SearchSploit is highly useful for completing security assessments when there is no Internet connection available since it allows you to conduct comprehensive offline searches for vulnerabilities in the stored Exploit-DB.
Install searchsploit in linux
To launch Search-Sploit under Kali Linux, open the terminal and type “searchsploit” because the “exploitdb” package is already installed. However, if you are using the Kali Light edition or your custom-built ISO, you may manually install SearchSploit using the command shown below.
sudo apt update && sudo apt -y install exploitdb
After installing this utility, you may learn how to use it by using the help command in your terminal, as shown below.
After installing this utility, you must first update it because it is fully offline and requires the most recent exploit.
If you are unable to install this tool directly due to an issue with your repository, you can download and install it from github.
git clone https://www.github.com/Err0r-ICA/Searchsploit cd Searchsploit sudo bash install.sh sudo ./Searchsploit
Usage of searchsploit
Step 1: Basic Search You may include as many search phrases as you like.

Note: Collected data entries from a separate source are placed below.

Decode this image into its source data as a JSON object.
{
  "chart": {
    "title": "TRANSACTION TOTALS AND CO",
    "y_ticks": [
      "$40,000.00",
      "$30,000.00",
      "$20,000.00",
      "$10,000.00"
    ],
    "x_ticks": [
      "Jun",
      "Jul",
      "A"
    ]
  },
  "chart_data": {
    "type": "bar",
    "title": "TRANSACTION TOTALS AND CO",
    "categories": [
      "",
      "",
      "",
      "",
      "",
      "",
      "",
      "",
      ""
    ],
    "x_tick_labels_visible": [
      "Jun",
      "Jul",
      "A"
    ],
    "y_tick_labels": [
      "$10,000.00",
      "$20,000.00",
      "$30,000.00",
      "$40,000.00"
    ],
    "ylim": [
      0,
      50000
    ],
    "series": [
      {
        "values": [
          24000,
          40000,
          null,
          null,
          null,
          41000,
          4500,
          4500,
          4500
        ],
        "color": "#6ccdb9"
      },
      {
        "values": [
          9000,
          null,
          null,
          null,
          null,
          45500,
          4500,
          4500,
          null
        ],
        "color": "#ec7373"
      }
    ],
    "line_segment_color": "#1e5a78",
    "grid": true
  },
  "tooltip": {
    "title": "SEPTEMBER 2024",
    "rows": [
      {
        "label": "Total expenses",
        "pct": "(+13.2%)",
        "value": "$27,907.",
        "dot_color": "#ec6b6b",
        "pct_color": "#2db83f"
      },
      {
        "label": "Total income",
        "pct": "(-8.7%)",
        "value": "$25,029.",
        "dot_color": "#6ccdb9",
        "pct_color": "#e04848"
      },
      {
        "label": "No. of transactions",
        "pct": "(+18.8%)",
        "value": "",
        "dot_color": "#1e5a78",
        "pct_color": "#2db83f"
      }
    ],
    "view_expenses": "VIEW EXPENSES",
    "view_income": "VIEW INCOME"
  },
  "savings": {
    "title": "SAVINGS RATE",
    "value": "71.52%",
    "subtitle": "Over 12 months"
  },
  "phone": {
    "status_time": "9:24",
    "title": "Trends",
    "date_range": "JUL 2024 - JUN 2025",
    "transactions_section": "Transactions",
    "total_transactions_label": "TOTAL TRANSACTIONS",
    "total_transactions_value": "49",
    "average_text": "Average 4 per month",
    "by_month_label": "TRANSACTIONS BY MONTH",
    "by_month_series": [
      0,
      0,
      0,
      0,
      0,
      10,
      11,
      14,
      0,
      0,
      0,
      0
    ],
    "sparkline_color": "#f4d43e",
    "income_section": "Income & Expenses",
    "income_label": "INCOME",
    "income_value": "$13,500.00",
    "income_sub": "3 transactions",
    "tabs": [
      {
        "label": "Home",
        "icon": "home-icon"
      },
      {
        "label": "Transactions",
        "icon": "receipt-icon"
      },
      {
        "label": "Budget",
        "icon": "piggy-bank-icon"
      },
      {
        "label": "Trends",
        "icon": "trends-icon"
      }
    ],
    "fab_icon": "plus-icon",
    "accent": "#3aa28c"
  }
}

In the picture below, we are looking for exploits that contain the words “oracle” and “windows.”
searchsploit oracle windows
Step 2: Title Searching When you run a Basic Search, search-sploit will look for both the exploit’s path and title. Searches can be limited to titles by using the -t option, as seen below.
In the above search, we are seeking for Oracle vulnerabilities that run on Windows.
Step 3: Copying Exploit to Clipboard and Directory Exploit Copying to Clipboard and Directory Use ‘-p‘ to copy the exploit to the clipboard. ” searchsploit -p XXX “, for example, where XXX is the exploit ID. Use ‘-m‘ to transfer the exploit to your current working directory. ” searchsploit -m XXX “, for example, where XXX is the exploit ID.
Step 4: Examine an Exploit Investigate an Exploit If you wish to investigate or research an exploit, use ‘-examine‘. “searchsploit XXX -examine,” for example, where XXX is the exploit ID.
Step 5: Eliminate Unwanted Results Remove Unwanted Outcomes Simply use ‘-exclude‘ to remove undesired results from your search. You may also delete numerous words by using a “|” to separate them (pipe). For instance, searchsploit -exclude “PoC.”
More usage commands
Search for all exploits and modules using a single search term:
* Search-sploit <search_term_1> (ie. Searchsploit apache)
Search multiple search terms:
* Searchsploit <search_term_1> <search_term_2> <search_term_3> …
Show all NMap scripts:
* Searchsploit nmap
Search for all FTP NMap scripts:
* Searchsploit nmap | grep ftp
Show all Metasploit auxiliary modules:
* Search-sploit auxiliary
Show all Metasploit exploits:
* Search-sploit exploits
Show all Metasploit encoder modules:
* Search-sploit encoder
Show all Metasploit payloads modules:
* Search-sploit payloads
Search all Metasploit payloads for windows only payloads:
* findsploit payloads | grep windows
I hope you found this post informative, and if you have any questions, please ask them in the comments area below.